I had my gb removed in december of 01, and the attacks continued to get worse until about august of 07 when an ambulance had to take me up to the hospital er where I spent the entire day. They could not find anything.
Since I have already had heart failure, t hey thought that I was going into heart attack, but that isn’t what it was.
These attacks would start with me feeling so sick to my stomach, severe cramping, sweats, feeling like I was going to pass out, diarrhea, etc.. After the attack I would get chills and I would be freezing cold.
After the last attack I went to my gi and told him that something needed to be done. I already knew from ct scans that I had an enlarged liver, and enlarged bile ducts as well as something called Bilary dyskinesia. You can do a google search on this.
The doc did a procedure which is called an ercp, in which they go in through the pancreas and somehow open up the bile ducts so they can function better. I would suggest a google search on this as well.
He was hesitant to do this procedure since I had already had an episode of pancreatits after removal of the gb. But I wanted it done. I was tired of all the attacks that were basically making the year of 07 a nightmare for me!
He did the procedure, and I did go into pancreatits, however, I still have to watch what I eat, no fatty foods, no beef etc… I still get bloated if I eat more than I should.

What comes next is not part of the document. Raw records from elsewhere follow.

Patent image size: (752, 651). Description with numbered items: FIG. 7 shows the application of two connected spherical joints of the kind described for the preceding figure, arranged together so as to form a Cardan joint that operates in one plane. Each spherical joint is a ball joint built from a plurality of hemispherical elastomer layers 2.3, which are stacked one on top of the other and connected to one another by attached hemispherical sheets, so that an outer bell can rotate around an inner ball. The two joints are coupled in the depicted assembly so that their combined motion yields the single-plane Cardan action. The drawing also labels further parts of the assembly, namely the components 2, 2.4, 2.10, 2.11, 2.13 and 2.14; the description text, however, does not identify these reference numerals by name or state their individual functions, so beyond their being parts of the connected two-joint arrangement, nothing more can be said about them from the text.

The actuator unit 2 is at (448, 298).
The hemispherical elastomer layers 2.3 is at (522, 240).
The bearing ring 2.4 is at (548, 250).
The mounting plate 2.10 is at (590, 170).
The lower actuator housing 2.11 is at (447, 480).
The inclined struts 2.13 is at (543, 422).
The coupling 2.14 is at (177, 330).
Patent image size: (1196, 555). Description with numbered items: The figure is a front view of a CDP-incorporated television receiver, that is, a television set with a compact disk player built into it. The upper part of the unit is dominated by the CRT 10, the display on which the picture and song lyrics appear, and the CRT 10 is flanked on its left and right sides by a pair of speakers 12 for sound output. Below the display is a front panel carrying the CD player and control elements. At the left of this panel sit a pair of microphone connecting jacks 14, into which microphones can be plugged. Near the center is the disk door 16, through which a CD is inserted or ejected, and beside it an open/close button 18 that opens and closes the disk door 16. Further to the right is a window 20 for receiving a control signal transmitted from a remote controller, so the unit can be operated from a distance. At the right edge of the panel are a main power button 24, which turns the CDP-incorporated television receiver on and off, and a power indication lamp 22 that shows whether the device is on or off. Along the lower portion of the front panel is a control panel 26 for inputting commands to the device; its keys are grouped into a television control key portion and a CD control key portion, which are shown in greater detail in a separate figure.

I also have what is called a lazy stomach. It takes 143 minutes for me to digest food.
I’m not sure if this can or will help anyone, but this is all information that you all should check into.
I hope that I have managed to help at least a few of you as I had went through all the things that you guys/gals are all going through for 7 years. I have always had digestive problems since infancy. So bowel movements aren’t easy for me. I have to take somethign to move the bowels due to medications I take for other health issues.”